Driving Into A Secure Space

With smartphones and feature-rich vehicle cockpits becoming universal, the likelihood of driver distraction has also increased.

Driver inattentiveness and drowsiness are major contributors to road accidents, across the world. Urbanization has led to drivers spending more time on the road with more traffic. With smartphones and feature-rich vehicle cockpits becoming universal, the likelihood of driver distraction has also increased. This increases the importance of having a system to monitor the driver to help reduce accidents.

Driver Monitoring Solutions (DMS) need to take into account various factors of the person driving such as face detection, eye gaze detection, partial eye closure detection, head pose detection, driver alert detection while building these systems. The head pose will determine the orientation of the head whereas the eye gaze will determine where the eyes are gazing in relation to the head. Together, these two algorithms will determine where the driver may be looking.

The Fig 1 shows the different directions considered by the algorithms for eye gaze and head pose.

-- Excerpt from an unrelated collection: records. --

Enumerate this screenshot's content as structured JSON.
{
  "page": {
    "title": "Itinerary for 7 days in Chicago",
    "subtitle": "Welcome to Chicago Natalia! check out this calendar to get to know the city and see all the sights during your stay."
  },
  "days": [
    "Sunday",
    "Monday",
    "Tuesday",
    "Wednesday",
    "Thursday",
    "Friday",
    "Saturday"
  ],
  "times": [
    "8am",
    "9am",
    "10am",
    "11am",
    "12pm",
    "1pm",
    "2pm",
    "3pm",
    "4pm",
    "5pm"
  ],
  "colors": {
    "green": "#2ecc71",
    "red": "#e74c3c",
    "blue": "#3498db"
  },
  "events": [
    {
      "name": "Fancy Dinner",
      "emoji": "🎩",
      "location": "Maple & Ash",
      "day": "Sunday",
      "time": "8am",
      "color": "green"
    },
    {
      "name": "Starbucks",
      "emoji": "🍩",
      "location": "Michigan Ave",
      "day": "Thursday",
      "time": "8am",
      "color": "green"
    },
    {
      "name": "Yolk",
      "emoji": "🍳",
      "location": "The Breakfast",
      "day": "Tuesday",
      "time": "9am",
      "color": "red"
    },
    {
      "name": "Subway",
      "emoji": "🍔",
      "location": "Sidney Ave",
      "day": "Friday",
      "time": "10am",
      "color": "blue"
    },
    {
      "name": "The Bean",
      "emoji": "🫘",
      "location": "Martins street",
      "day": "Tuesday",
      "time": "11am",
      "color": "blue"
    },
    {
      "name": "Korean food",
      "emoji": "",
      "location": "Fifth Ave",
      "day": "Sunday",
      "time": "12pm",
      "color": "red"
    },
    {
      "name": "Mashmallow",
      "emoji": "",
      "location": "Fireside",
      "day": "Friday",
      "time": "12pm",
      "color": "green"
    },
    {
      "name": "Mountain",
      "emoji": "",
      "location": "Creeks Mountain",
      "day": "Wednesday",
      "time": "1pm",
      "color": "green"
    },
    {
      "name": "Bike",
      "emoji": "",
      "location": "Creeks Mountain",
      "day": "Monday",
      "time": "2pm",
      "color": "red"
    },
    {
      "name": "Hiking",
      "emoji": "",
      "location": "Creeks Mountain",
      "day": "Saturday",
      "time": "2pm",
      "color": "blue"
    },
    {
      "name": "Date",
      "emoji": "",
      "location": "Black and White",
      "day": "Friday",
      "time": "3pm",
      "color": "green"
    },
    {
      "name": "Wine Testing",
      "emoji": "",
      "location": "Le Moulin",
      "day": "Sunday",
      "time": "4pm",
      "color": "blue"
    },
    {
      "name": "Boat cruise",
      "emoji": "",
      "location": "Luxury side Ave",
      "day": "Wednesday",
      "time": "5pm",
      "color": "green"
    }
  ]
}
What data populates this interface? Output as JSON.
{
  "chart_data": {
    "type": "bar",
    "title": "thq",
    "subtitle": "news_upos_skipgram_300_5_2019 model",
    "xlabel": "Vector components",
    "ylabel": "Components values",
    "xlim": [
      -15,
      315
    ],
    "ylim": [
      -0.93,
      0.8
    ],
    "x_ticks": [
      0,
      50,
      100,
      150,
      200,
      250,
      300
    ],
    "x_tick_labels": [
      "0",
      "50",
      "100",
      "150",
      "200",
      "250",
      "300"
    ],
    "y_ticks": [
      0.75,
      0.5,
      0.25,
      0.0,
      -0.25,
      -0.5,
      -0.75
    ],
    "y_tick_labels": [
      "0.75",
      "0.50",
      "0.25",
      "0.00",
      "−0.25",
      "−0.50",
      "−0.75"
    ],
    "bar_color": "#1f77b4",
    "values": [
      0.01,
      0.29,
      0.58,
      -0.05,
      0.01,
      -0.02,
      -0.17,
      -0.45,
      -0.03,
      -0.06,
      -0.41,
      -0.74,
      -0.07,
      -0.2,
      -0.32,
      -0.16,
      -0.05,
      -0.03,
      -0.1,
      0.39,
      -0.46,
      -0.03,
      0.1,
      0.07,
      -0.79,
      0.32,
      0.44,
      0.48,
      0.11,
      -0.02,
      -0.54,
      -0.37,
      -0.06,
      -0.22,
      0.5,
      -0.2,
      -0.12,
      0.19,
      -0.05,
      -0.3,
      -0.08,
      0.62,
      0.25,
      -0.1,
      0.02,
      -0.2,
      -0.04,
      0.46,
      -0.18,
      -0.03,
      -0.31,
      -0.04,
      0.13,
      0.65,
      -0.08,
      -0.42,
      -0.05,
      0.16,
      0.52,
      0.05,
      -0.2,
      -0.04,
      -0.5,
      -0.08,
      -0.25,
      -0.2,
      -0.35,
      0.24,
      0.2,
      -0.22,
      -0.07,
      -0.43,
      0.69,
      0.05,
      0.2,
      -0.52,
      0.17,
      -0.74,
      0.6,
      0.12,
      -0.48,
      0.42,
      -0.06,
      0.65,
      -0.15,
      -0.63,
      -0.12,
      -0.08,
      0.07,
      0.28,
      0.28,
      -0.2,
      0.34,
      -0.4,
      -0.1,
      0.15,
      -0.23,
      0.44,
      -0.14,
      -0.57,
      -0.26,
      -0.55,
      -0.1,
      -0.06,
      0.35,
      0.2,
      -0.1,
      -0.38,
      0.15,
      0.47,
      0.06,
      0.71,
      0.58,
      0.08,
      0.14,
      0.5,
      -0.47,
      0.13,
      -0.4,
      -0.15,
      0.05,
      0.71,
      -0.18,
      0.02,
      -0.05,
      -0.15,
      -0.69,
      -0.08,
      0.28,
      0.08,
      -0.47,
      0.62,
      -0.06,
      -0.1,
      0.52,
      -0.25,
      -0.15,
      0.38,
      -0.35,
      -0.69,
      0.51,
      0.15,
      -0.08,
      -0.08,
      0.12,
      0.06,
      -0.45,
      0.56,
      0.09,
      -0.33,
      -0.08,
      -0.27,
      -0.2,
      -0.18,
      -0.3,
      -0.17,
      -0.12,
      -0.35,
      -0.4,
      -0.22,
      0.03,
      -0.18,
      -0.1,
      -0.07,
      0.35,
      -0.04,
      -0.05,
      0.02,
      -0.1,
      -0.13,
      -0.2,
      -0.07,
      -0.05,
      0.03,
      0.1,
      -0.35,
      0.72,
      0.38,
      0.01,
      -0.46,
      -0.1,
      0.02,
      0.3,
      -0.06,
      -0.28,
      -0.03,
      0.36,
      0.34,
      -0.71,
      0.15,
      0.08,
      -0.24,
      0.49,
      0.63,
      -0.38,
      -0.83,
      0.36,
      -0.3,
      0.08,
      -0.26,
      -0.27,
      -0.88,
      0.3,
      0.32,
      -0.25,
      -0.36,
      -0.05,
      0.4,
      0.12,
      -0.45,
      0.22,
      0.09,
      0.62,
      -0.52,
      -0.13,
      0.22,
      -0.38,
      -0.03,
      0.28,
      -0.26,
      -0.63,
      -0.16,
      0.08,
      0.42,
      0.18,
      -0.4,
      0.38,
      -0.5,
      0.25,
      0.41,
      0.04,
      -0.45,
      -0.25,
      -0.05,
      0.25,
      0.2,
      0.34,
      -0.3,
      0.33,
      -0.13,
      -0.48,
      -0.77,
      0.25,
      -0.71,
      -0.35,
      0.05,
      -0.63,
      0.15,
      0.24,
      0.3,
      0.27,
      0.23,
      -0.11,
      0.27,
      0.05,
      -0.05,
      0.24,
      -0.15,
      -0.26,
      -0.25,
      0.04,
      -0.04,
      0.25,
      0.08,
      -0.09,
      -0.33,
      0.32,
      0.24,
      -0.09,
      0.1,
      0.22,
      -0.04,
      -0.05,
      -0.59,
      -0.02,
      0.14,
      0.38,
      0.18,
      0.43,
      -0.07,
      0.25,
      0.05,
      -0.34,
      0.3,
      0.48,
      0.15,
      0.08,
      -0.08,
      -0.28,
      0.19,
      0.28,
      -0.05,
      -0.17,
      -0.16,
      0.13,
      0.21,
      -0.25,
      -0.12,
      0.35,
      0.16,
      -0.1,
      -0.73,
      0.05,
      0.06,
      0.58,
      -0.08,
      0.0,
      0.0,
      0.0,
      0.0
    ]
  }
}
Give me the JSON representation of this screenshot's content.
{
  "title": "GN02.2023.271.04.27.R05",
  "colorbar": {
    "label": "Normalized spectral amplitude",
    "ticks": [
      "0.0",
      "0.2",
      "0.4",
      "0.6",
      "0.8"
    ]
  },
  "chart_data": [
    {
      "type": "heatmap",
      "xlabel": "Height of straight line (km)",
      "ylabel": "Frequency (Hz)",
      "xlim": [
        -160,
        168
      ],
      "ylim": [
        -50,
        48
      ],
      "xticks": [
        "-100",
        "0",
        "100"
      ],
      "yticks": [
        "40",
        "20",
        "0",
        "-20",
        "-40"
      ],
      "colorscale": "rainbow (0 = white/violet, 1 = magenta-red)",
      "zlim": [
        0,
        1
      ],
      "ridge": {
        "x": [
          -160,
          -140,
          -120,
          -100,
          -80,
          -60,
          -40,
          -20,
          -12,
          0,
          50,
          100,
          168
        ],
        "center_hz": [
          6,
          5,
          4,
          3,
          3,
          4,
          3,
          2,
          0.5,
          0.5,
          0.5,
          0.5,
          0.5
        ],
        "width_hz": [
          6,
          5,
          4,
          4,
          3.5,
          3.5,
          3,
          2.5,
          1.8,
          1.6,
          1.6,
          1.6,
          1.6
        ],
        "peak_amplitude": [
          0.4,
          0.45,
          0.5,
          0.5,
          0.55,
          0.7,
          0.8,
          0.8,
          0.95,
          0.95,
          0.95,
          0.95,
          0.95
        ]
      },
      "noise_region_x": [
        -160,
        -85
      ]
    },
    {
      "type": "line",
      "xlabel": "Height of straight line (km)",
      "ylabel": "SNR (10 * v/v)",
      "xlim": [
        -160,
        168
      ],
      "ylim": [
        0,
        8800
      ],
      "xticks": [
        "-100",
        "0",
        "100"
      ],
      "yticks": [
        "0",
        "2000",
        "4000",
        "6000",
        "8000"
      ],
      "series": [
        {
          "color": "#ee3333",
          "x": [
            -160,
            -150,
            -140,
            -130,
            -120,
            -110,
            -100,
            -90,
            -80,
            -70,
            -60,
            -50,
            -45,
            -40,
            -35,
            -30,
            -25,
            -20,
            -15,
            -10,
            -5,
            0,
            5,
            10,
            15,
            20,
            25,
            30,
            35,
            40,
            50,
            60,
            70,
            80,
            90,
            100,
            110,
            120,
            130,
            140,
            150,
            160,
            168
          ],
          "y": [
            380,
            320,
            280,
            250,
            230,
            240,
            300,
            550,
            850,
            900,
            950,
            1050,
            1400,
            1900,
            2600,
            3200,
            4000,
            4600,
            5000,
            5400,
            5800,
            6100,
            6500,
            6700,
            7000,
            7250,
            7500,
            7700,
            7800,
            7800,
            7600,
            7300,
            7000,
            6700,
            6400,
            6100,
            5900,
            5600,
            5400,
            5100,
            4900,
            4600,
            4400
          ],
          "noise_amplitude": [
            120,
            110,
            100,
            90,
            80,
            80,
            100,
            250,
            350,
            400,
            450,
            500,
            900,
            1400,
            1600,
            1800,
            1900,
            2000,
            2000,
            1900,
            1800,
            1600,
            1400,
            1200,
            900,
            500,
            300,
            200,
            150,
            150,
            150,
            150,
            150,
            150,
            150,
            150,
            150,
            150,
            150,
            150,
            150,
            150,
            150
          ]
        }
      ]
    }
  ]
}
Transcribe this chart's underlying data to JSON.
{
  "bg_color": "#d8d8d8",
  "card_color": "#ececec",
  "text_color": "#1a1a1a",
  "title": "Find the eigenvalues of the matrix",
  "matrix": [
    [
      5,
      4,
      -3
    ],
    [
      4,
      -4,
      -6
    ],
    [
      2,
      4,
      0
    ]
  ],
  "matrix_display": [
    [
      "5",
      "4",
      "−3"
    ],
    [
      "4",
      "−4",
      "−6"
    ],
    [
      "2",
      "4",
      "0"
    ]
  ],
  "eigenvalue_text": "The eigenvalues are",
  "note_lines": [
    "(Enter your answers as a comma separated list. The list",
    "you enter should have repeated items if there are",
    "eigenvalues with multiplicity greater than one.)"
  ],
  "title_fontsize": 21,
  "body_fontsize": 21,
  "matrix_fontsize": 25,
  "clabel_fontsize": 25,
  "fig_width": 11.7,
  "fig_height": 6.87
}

Additionally, head pose includes up, down, left tilt, right tilt directions which is shown in Fig 2.

The key features of DMS are to track the eye movement and orientation of the driver’s head to precisely determine where the driver is looking, gage his alertness, and understand if he is drowsy or if his eyes are half-closed and whether he/she is wearing sunglasses. Features like emotion detection, driver recognition, and percentage closure of eyes can also be added to this through machine learning.

Driver monitoring systems can be used for driver readiness detection wherein the driver must be ready to take back control of the vehicle from autonomous to manual mode. In trucks, the system can be used for driver monitoring and alerting the driver as well as the fleet operations centre. The system could also help in driver behaviour analysis via a video recording of the driver in the event of distracted driving. The system can also be enhanced as a “cabin monitoring system” and would be helpful in personalizing cabin experience and remote monitoring of occupants in autonomous cars.

Upon carrying out real-time performance of DMS, it has consistently given above 90% accuracy in face detection, eye detection, and head pose identification in Indian conditions and faces. The system is also verified for varied faces from Europe, US and Japan. The system is validated on various cameras, like IR, NIR, HDR, webcam, monochrome and custom made camera modules with various lens suitable for DMS, in test benches and test vehicles. It can be enhanced to add features like emotion detection, occupant detection, face recognition, gesture recognition etc. The accuracy of DMS is translated to confidence levels and alertness indicator for the vehicle, which increases its reliability.

DMS is a feature still commonly seen in luxury and premium cars. In developed countries with good demand for luxury vehicles, DMS has good penetration. Some European countries are also mandating the requirement of DMS by law. Unfortunately, in India, even the luxury OEMs offer DMS as an optional feature and not a standard in all their models. Some reports say that APAC region, and India, is expected to witness the highest CAGR due to current relatively low adoption of the technology and increasing awareness of driver and passenger safety. With increased consumer awareness on safety, recently OEMs in India have been offering an increasing number of ADAS features in premium and mass-market cars. A low-cost version of DMS could be answer to requirements in India and help to gain demand before moving to standard monitoring systems. However, in the current wake of pandemic and economic slowdown, this will take a little longer.

DMS is based on a concept is known as Hybrid Pipeline, which utilizes AI, and Camera Vision-based technique. The idea behind this is to leverage hardware capabilities to the maximum and provide aftermarket support for certain features. This provides the flexibility of using either machine vision or machine learning algorithms, allowing greater choices for feature and platform selection. Driver monitoring can also create novel in-cabin experiences, by integrating driver monitoring with other solutions like emotion detection, facial recognition and emotion recognition.

With autonomous cars in place and no driver presence, it is imperative to ensure that all in-cabin occupants are safe and secure. Keeping this in mind, we have extended the driver monitoring solution to a two camera-based Cabin Monitoring solution. Cabin monitoring solutions help monitor occupant activity, emotions, child presence in car, seat belt status, occupant wellbeing, threat identification and gesture recognition. In the future, adding medical sensors to monitor vital parameters like blood pressure and ECG monitoring will be beneficial to this technology.